Compte-rendu de la conférence de Tad Williams à l'espace cours :
La fantasy et son public aux USA
Animée par Stéphanie Nicot, traduction de Lionel Davoust
Question : Quel est le public de la fantasy ? Est-ce que les amateurs de fantasy font partie du grand public ou sont-ils un public à part ?
TD : avant, quand il participait aux festivals, il aurait pu clairement décrire le public de la fantasy en général. Aujourd'hui, il ne peut que décrire son propre public :
- à peu près équivalent entre femmes et hommes
- âge allant de 12 ans à 20 ans, mais avec pas mal de lecteurs plus âgés
TD n'a pas vraiment d'idée de ce qu'est le public en France (à part qu'ils s'habillent mieux qu'aux USA !).

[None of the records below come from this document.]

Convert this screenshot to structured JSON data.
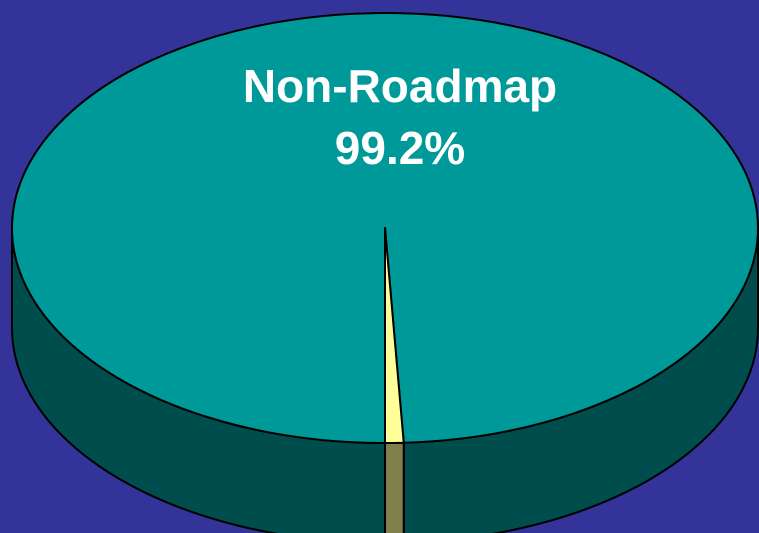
{
  "chart_data": {
    "type": "pie",
    "categories": [
      "Non-Roadmap",
      null
    ],
    "values": [
      99.2,
      0.8
    ],
    "value_labels": [
      "99.2%",
      null
    ],
    "colors": [
      "#009999",
      "#ffff99"
    ]
  }
}
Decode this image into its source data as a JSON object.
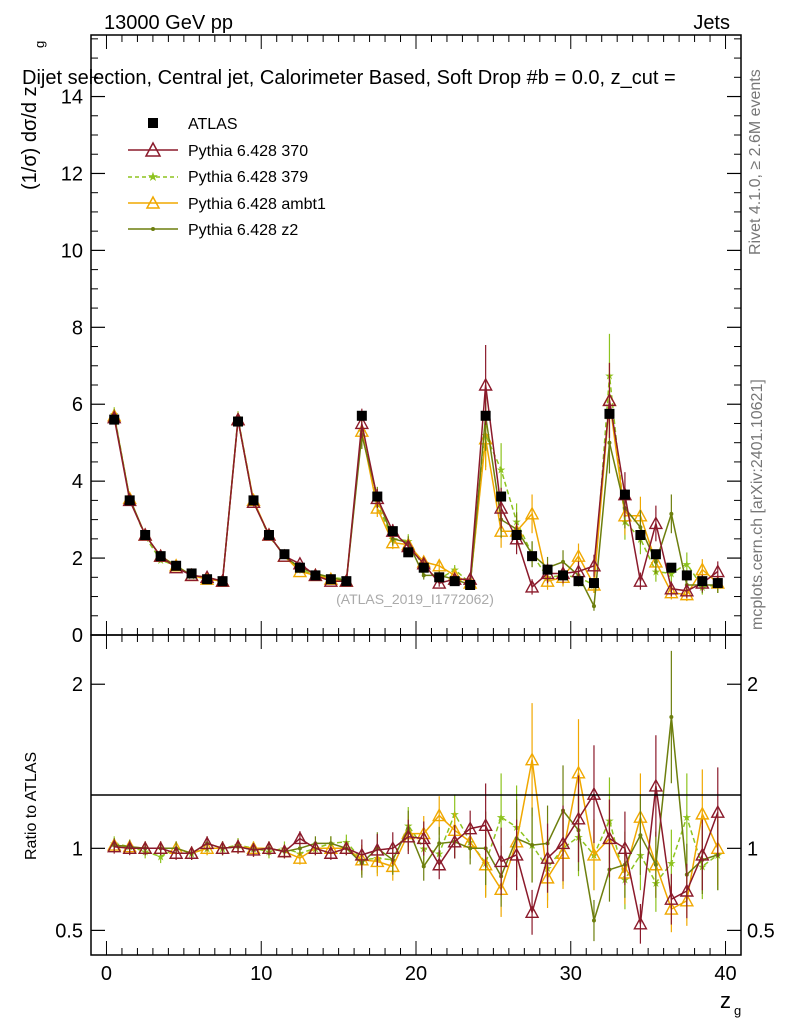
{
  "header": {
    "left": "13000 GeV pp",
    "right": "Jets",
    "title": "Dijet selection, Central jet, Calorimeter Based, Soft Drop #b = 0.0, z_cut = "
  },
  "side_labels": {
    "rivet": "Rivet 4.1.0, ≥ 2.6M events",
    "mcplots": "mcplots.cern.ch [arXiv:2401.10621]"
  },
  "watermark": "(ATLAS_2019_I1772062)",
  "colors": {
    "ATLAS": "#000000",
    "p370": "#8b1a2b",
    "p379": "#8dc31f",
    "ambt1": "#f0a800",
    "z2": "#6d7f0e"
  },
  "chart_data": [
    {
      "type": "line",
      "panel": "main",
      "ylabel": "(1/σ) dσ/d z",
      "ylabel_sub": "g",
      "ylim": [
        0,
        15.6
      ],
      "xlim": [
        -1,
        41
      ],
      "yticks": [
        0,
        2,
        4,
        6,
        8,
        10,
        12,
        14
      ],
      "x": [
        0.5,
        1.5,
        2.5,
        3.5,
        4.5,
        5.5,
        6.5,
        7.5,
        8.5,
        9.5,
        10.5,
        11.5,
        12.5,
        13.5,
        14.5,
        15.5,
        16.5,
        17.5,
        18.5,
        19.5,
        20.5,
        21.5,
        22.5,
        23.5,
        24.5,
        25.5,
        26.5,
        27.5,
        28.5,
        29.5,
        30.5,
        31.5,
        32.5,
        33.5,
        34.5,
        35.5,
        36.5,
        37.5,
        38.5,
        39.5
      ],
      "series": [
        {
          "name": "ATLAS",
          "style": "square",
          "values": [
            5.6,
            3.5,
            2.6,
            2.05,
            1.8,
            1.6,
            1.45,
            1.4,
            5.55,
            3.5,
            2.6,
            2.1,
            1.75,
            1.55,
            1.45,
            1.4,
            5.7,
            3.6,
            2.7,
            2.15,
            1.75,
            1.5,
            1.4,
            1.3,
            5.7,
            3.6,
            2.6,
            2.05,
            1.7,
            1.55,
            1.4,
            1.35,
            5.75,
            3.65,
            2.6,
            2.1,
            1.75,
            1.55,
            1.4,
            1.35
          ]
        },
        {
          "name": "Pythia 6.428 370",
          "style": "triangle-open",
          "values": [
            5.65,
            3.5,
            2.6,
            2.05,
            1.75,
            1.55,
            1.5,
            1.4,
            5.6,
            3.45,
            2.6,
            2.05,
            1.85,
            1.55,
            1.4,
            1.4,
            5.5,
            3.55,
            2.7,
            2.3,
            1.85,
            1.35,
            1.45,
            1.45,
            6.5,
            3.3,
            2.5,
            1.25,
            1.6,
            1.6,
            1.65,
            1.8,
            6.1,
            3.65,
            1.4,
            2.9,
            1.2,
            1.15,
            1.35,
            1.65
          ]
        },
        {
          "name": "Pythia 6.428 379",
          "style": "star-dashed",
          "values": [
            5.75,
            3.55,
            2.55,
            1.95,
            1.8,
            1.55,
            1.45,
            1.4,
            5.65,
            3.5,
            2.55,
            2.1,
            1.7,
            1.55,
            1.5,
            1.45,
            5.3,
            3.4,
            2.5,
            2.45,
            1.75,
            1.45,
            1.7,
            1.35,
            5.2,
            4.3,
            2.95,
            2.1,
            1.5,
            1.55,
            1.5,
            1.3,
            6.75,
            2.95,
            2.5,
            1.65,
            1.6,
            1.85,
            1.25,
            1.3
          ]
        },
        {
          "name": "Pythia 6.428 ambt1",
          "style": "triangle-open",
          "values": [
            5.7,
            3.55,
            2.6,
            2.05,
            1.8,
            1.55,
            1.45,
            1.4,
            5.6,
            3.5,
            2.6,
            2.05,
            1.65,
            1.55,
            1.45,
            1.4,
            5.3,
            3.3,
            2.4,
            2.35,
            1.9,
            1.8,
            1.55,
            1.35,
            5.1,
            2.7,
            2.7,
            3.15,
            1.4,
            1.5,
            2.05,
            1.3,
            6.1,
            3.1,
            3.1,
            1.9,
            1.1,
            1.05,
            1.7,
            1.35
          ]
        },
        {
          "name": "Pythia 6.428 z2",
          "style": "dot",
          "values": [
            5.7,
            3.55,
            2.6,
            2.05,
            1.8,
            1.55,
            1.5,
            1.4,
            5.6,
            3.45,
            2.6,
            2.05,
            1.75,
            1.6,
            1.5,
            1.4,
            5.2,
            3.6,
            2.5,
            2.4,
            1.55,
            1.55,
            1.45,
            1.3,
            5.7,
            3.0,
            2.75,
            2.1,
            1.75,
            1.9,
            1.55,
            0.75,
            5.0,
            3.3,
            2.8,
            1.9,
            3.15,
            1.3,
            1.3,
            1.3
          ]
        }
      ],
      "legend_position": "top-left"
    },
    {
      "type": "line",
      "panel": "ratio",
      "ylabel": "Ratio to ATLAS",
      "xlabel": "z",
      "xlabel_sub": "g",
      "ylim": [
        0.35,
        2.3
      ],
      "yticks": [
        0.5,
        1,
        2
      ],
      "xticks": [
        0,
        10,
        20,
        30,
        40
      ],
      "series": [
        {
          "name": "Pythia 6.428 370",
          "values": [
            1.01,
            1.0,
            1.0,
            1.0,
            0.97,
            0.97,
            1.03,
            1.0,
            1.01,
            0.99,
            1.0,
            0.98,
            1.06,
            1.0,
            0.97,
            1.0,
            0.96,
            0.99,
            1.0,
            1.07,
            1.06,
            0.9,
            1.04,
            1.12,
            1.14,
            0.92,
            0.96,
            0.61,
            0.94,
            1.03,
            1.18,
            1.33,
            1.06,
            1.0,
            0.54,
            1.38,
            0.69,
            0.74,
            0.96,
            1.22
          ]
        },
        {
          "name": "Pythia 6.428 379",
          "values": [
            1.03,
            1.01,
            0.98,
            0.95,
            1.0,
            0.97,
            1.0,
            1.0,
            1.02,
            1.0,
            0.98,
            1.0,
            0.97,
            1.0,
            1.03,
            1.04,
            0.93,
            0.94,
            0.93,
            1.14,
            1.0,
            0.97,
            1.21,
            1.04,
            0.91,
            1.19,
            1.13,
            1.02,
            0.88,
            1.0,
            1.07,
            0.96,
            1.17,
            0.81,
            0.96,
            0.79,
            0.91,
            1.19,
            0.89,
            0.96
          ]
        },
        {
          "name": "Pythia 6.428 ambt1",
          "values": [
            1.02,
            1.01,
            1.0,
            1.0,
            1.0,
            0.97,
            1.0,
            1.0,
            1.01,
            1.0,
            1.0,
            0.98,
            0.94,
            1.0,
            1.0,
            1.0,
            0.93,
            0.92,
            0.89,
            1.09,
            1.09,
            1.2,
            1.11,
            1.04,
            0.9,
            0.75,
            1.04,
            1.54,
            0.82,
            0.97,
            1.46,
            0.96,
            1.06,
            0.85,
            1.19,
            0.9,
            0.63,
            0.68,
            1.21,
            1.0
          ]
        },
        {
          "name": "Pythia 6.428 z2",
          "values": [
            1.02,
            1.01,
            1.0,
            1.0,
            1.0,
            0.97,
            1.03,
            1.0,
            1.01,
            0.99,
            1.0,
            0.98,
            1.0,
            1.03,
            1.03,
            1.0,
            0.91,
            1.0,
            0.93,
            1.12,
            0.89,
            1.03,
            1.04,
            1.0,
            1.0,
            0.83,
            1.06,
            1.02,
            1.03,
            1.23,
            1.11,
            0.56,
            0.87,
            0.9,
            1.08,
            0.9,
            1.8,
            0.84,
            0.93,
            0.96
          ]
        }
      ]
    }
  ]
}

Mais il est intéressé par l'idée évoquée par Stéphanie Nicot selon laquelle le public s'élargit vers la littérature historique. Il y a également une différence de la compréhension de la SF entre les USA et la France (voir l'exemple de Dick).
Son sentiment est que les littératures de l'imaginaire doivent encore prouver leur valeur en Europe, même si l'ouverture d'esprit semble plus prononcée en Europe (notamment en France qui a vu naître la SF avec Cyrano de Bergerac).
Aux USA, la SF/F/F, sous sa forme littéraire, est considérée comme du pur divertissement. On lui demande souvent s'il se sent méprisé par les critiques littéraires. Selon lui, ces critiques confondent les deux sens du mot fantasy :
1) une fantasy très large, qui inclut Vernes et remonte jusqu'à Homère
2) une fantasy commerciale, qui est née (en anglais en tout cas) avec le succès du Seigneur des Anneaux.
Le succès de Tolkien a eu deux conséquences importantes :
- cela a poussé les lecteurs à découvrir d'autres oeuvres, comme celles de Lord Dunsany par exemple
- cela a créé un véritable marché de la fantasy épique
Cette deuxième conséquence provient du fait que les lecteurs en voulaient plus après avoir lu le SdA. L'argent et le marché ont naturellement comblé ce vide.
Si bien que maintenant on a l'impression que la fantasy existe uniquement pour combler ce manque, pour satisfaire un besoin du marché. D'où la profusion de livres à destination de lecteurs peu exigeants. On remarque moins les bons livres.
Quand on parle de "littérature" au USA, on parle ainsi de livres qui ne se vendent pas, car choisis par les éditeurs pour leurs qualités artistiques. La fantasy est docn jugée sur 90% de la production publiée pour remplir les besoins du marché.
Question : comment la presse US réagit-elle vis à vis de la fantasy ?
TD : L'exemple le plus marquant est que le supplément littéraire duNew York Times doit faire au maximum 5 critiques de livres de SF/F/F par an (et encore, en demandant à des gens compétents de le faire pour eux...). Ces genres ne sont pas représentés de la même façon que la littérature générale, elles sont placées dans un ghetto.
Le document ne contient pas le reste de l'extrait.